Did you know that some 70% percent of electronic payments transactions at retailers have no CVM? That means no signature and no PIN. This is because payments companies have enabled, on behalf of our merchant customers, the “no CVM” solution for small ticket, low fraud risk transactions. Think of using your credit card in a fast food restaurant, or buying a pack of gum at a convenience store. The CVM isn’t necessary in those transactions because the fraud risk is low – criminals don’t use fraudulent credit cards to buy a pack of gum – and the benefits to consumers and merchants of moving quickly through the checkout line are large. This kind of “swipe and go” – or soon, “dip and go” for chip cards – is a good thing and no one really argues against it.

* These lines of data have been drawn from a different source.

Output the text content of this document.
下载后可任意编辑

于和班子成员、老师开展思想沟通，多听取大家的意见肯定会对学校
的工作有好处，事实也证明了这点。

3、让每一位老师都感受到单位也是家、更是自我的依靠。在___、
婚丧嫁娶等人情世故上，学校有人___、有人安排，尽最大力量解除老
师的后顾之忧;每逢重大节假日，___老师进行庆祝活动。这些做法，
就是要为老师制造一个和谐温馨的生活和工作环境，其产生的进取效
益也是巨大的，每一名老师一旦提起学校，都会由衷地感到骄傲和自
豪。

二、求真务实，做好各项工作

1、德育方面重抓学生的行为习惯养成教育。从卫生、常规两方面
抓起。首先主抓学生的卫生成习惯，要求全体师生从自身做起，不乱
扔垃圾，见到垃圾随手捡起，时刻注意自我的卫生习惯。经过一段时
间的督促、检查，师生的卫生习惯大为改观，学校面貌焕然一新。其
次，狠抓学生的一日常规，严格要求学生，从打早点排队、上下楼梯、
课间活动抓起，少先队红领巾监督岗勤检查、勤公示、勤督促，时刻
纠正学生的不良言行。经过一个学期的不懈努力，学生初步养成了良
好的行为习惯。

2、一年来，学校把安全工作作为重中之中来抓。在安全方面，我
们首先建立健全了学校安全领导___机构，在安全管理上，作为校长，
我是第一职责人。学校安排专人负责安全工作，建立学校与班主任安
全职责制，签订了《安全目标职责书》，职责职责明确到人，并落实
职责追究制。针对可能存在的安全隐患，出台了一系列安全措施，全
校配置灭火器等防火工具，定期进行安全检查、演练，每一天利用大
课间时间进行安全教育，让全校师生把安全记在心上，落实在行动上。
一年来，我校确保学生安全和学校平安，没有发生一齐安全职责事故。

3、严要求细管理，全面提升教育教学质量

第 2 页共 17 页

So what about PINs with EMV chip cards? Why not use them? Again, PIN isn’t bad – in some cases, it’s good – but it isn’t what the EMV migration is about. It’s helpful to think of chip cards and PINs separately, because they address two different types of fraud. Chip cards prevent counterfeit card fraud because criminals can’t create a counterfeit chip card. Counterfeit fraud is currently two-thirds of all card fraud in stores in the U.S. Does the chip card need a PIN to prevent counterfeiting? No – the chip itself prevents the counterfeiting, by generating a unique security code for each transaction.

So what is the PIN good for? As I mentioned above, the PIN prevents lost and stolen card fraud – where a pickpocket steals your card and goes to use it before you report the card stolen. The crook won’t know your PIN and won’t be able to use your card. Lost and stolen card fraud is currently about 9% of fraud in stores in the U.S. today. PINs are also good when travelling outside the U.S. – I’ve been looking into banks that offer chip and PIN cards so I can use them at unattended kiosks in Europe, for example.

So why not do both chips and PINs at the same time? As evidenced by the current state of EMV deployment, upgrading the 1.2 billion cards to chips, and 8 million merchant locations to chip readers, takes a lot of time, expense, and resources for banks and merchants alike. We’ve only just begun the process. Adding in a ubiquitous PIN infrastructure – given that two-thirds of U.S. merchants do not have PIN pads in their stores today – would be overwhelming. Just think of the nation’s one million restaurants – they don’t have PIN pads at all today. What would they do with a PIN mandate?

So it’s a question of priority. Chips address an overwhelmingly large amount of overall fraud, and PINs would address a much smaller amount. Chips are the priority today because they address the most fraud. Again, that’s not to say PIN is not a good idea – it is for many transactions, such as credit card cash advances at ATMs, or debit transactions with cash back. But we need to prioritize the area of the most criminal activity first – and that’s what the EMV migration does. Remember, two-thirds of in-store fraud is counterfeit card fraud, EMV cards (with or without PINs) stop that fraud, so that’s what we are doing first.

We also need to work to fight online fraud – which neither chips nor PINs address – through tokenization. And we need to fight data breaches – which PINs don’t address – through encryption. And we have innovative new CVMs coming online every day, from fingerprints to retinal scans to “pay by selfie – all of which will help further prevent lost and stolen fraud. We’re working on all of this together. Let’s not let the back and forth over PIN prevent us from remembering that criminals are the real enemy.